The North Carolina Supreme Court is expected to revisit the existing maps in August to determine whether the legislature relied too heavily on race when it redrew voting districts following the 2010 census.
The U.S. Supreme Court ruled in March that the Republican-dominated legislature in Alabama illegally packed black voters into too few voting districts in that state. In a 5-4 decision, the justices said a lower court used the wrong test when it upheld legislative districts and determined that race was not the primary motivating factor in drawing boundary lines.
The court then ordered North Carolina courts to take a second look at the state's voting maps in light of the Alabama decision.
The lawsuit challenges nine Senate districts and 19 House districts. Districts in Wake, Durham, Cumberland and other area counties are among those the suit says were improperly drawn.
Republican lawmakers drew the districts first when they constructed the maps to produce districts with majority black voting populations and then drew all other legislative districts around them, according to the lawsuit. The result is oddly-shaped districts that meander through various counties to take in as many black voters as possible.

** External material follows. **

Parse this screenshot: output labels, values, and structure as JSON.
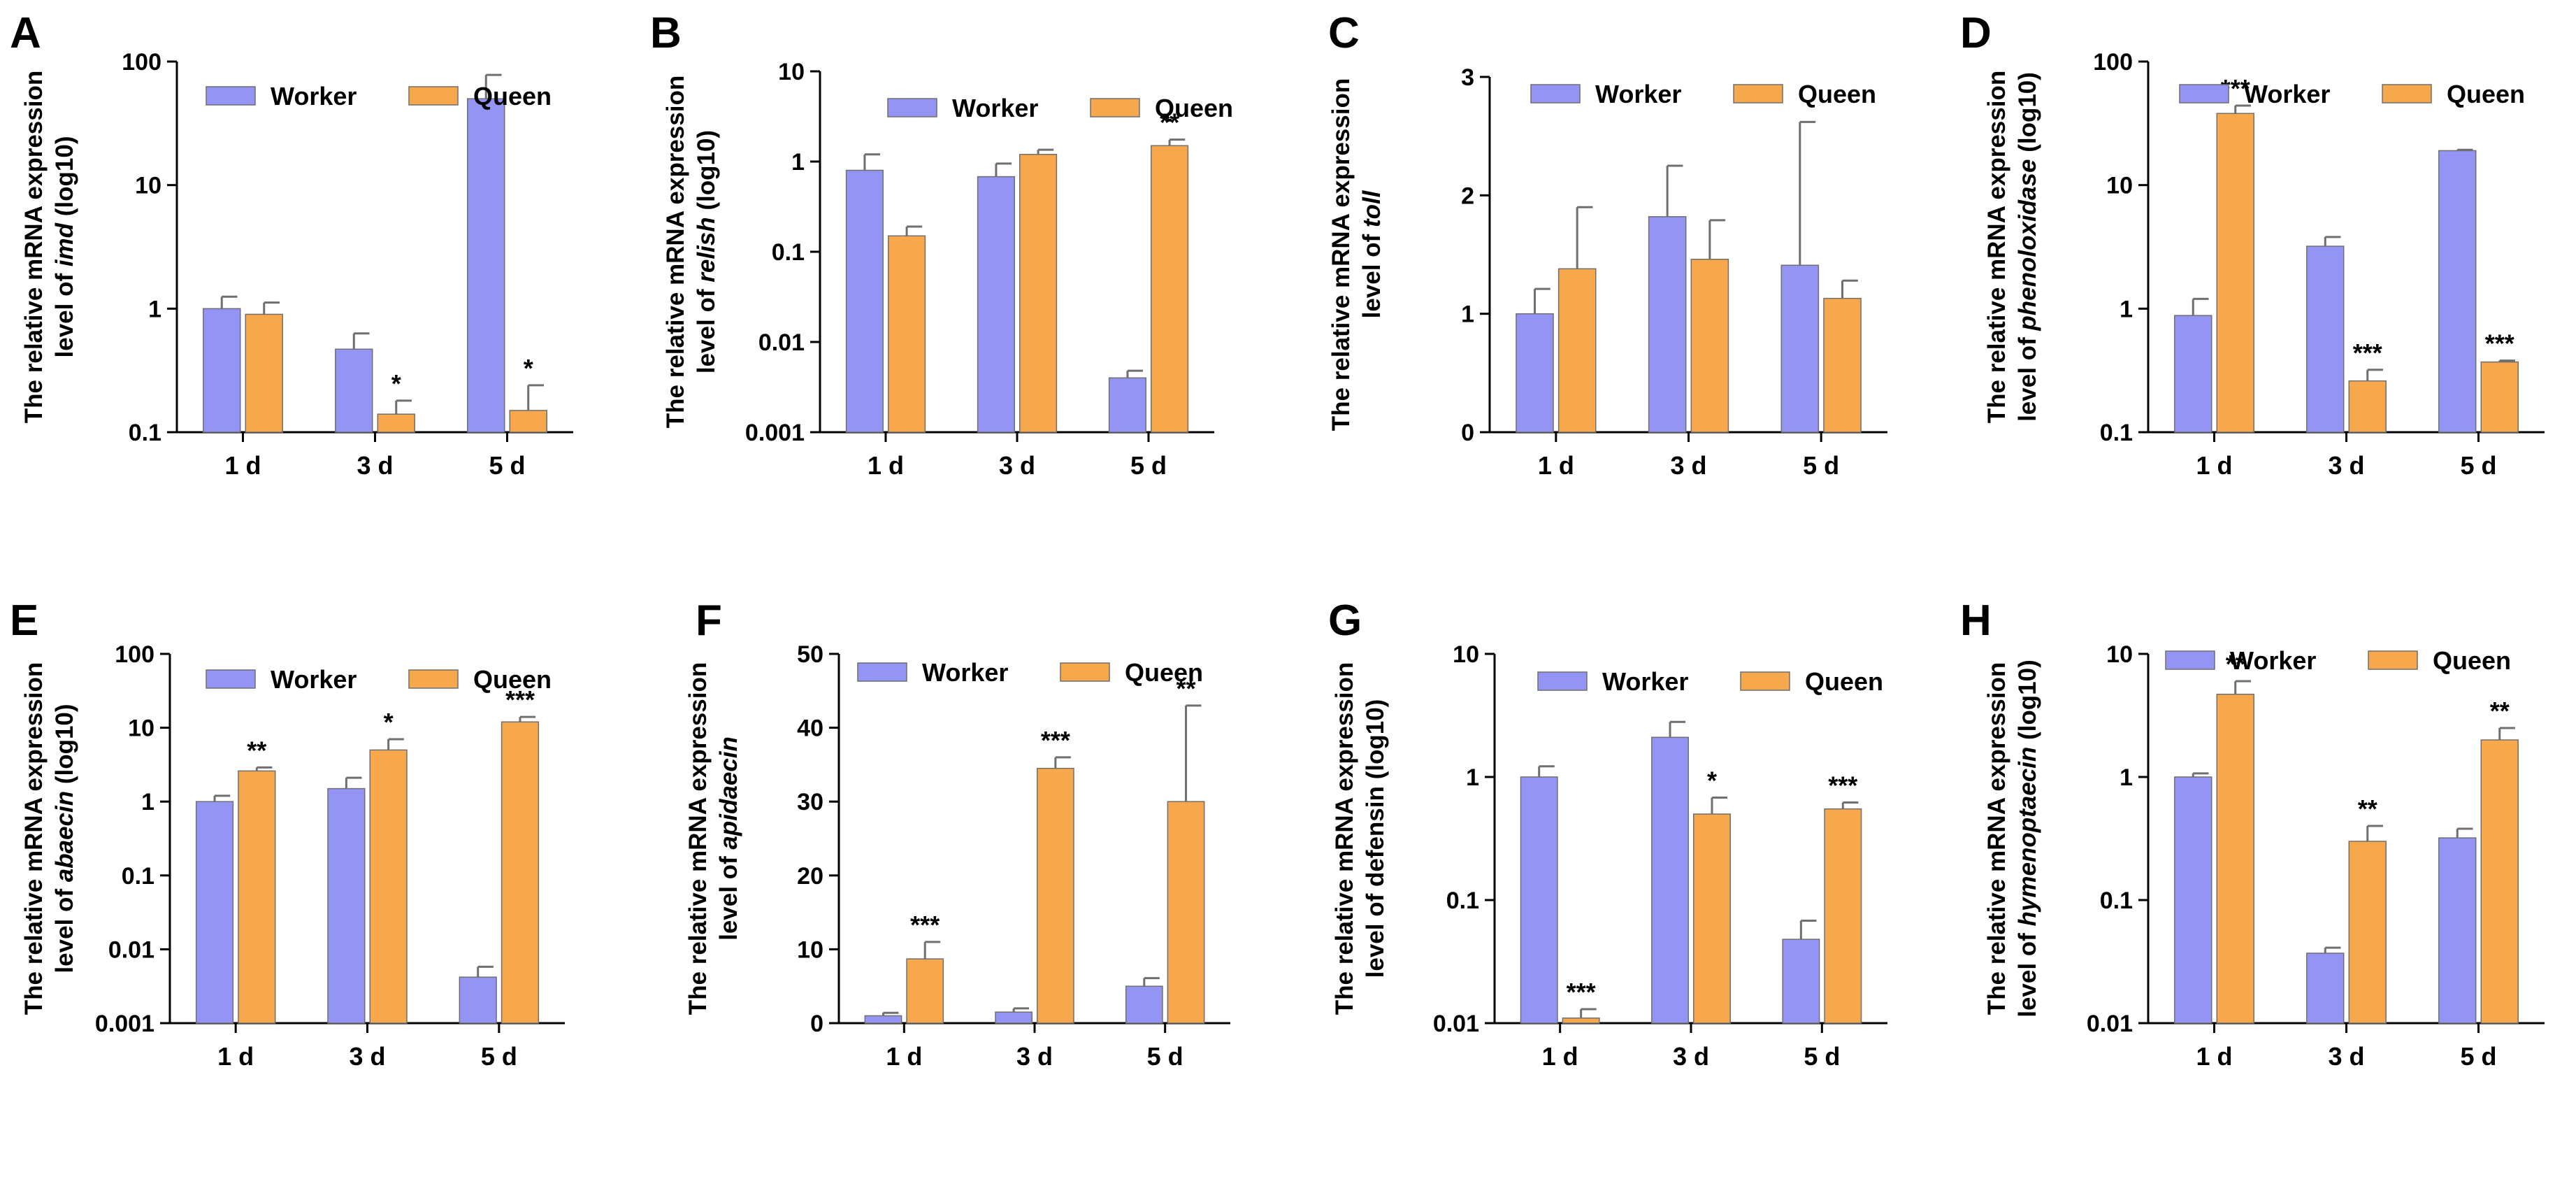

Before the redistricting, the lawsuit states, North Carolina had 10 House districts and zero Senate districts with majority black voting populations. Under the new maps, 23 House districts and nine Senate districts fall under that heading.
"Race was the predominant factor in the creation of the Challenged Districts," the suit states. "The use of race as the predominant factor with respect to the Challenged Districts is not narrowly tailored to serve a compelling state interest. Accordingly, the Challenged Districts violate the Equal Protection Clause of the Fourteenth Amendment to the United States Constitution."
Sen. Bob Rucho, R-Mecklenburg, and Rep. David Lewis, R-Harnett, who led the redistricting effort, have said they are confident the maps will pass muster on review.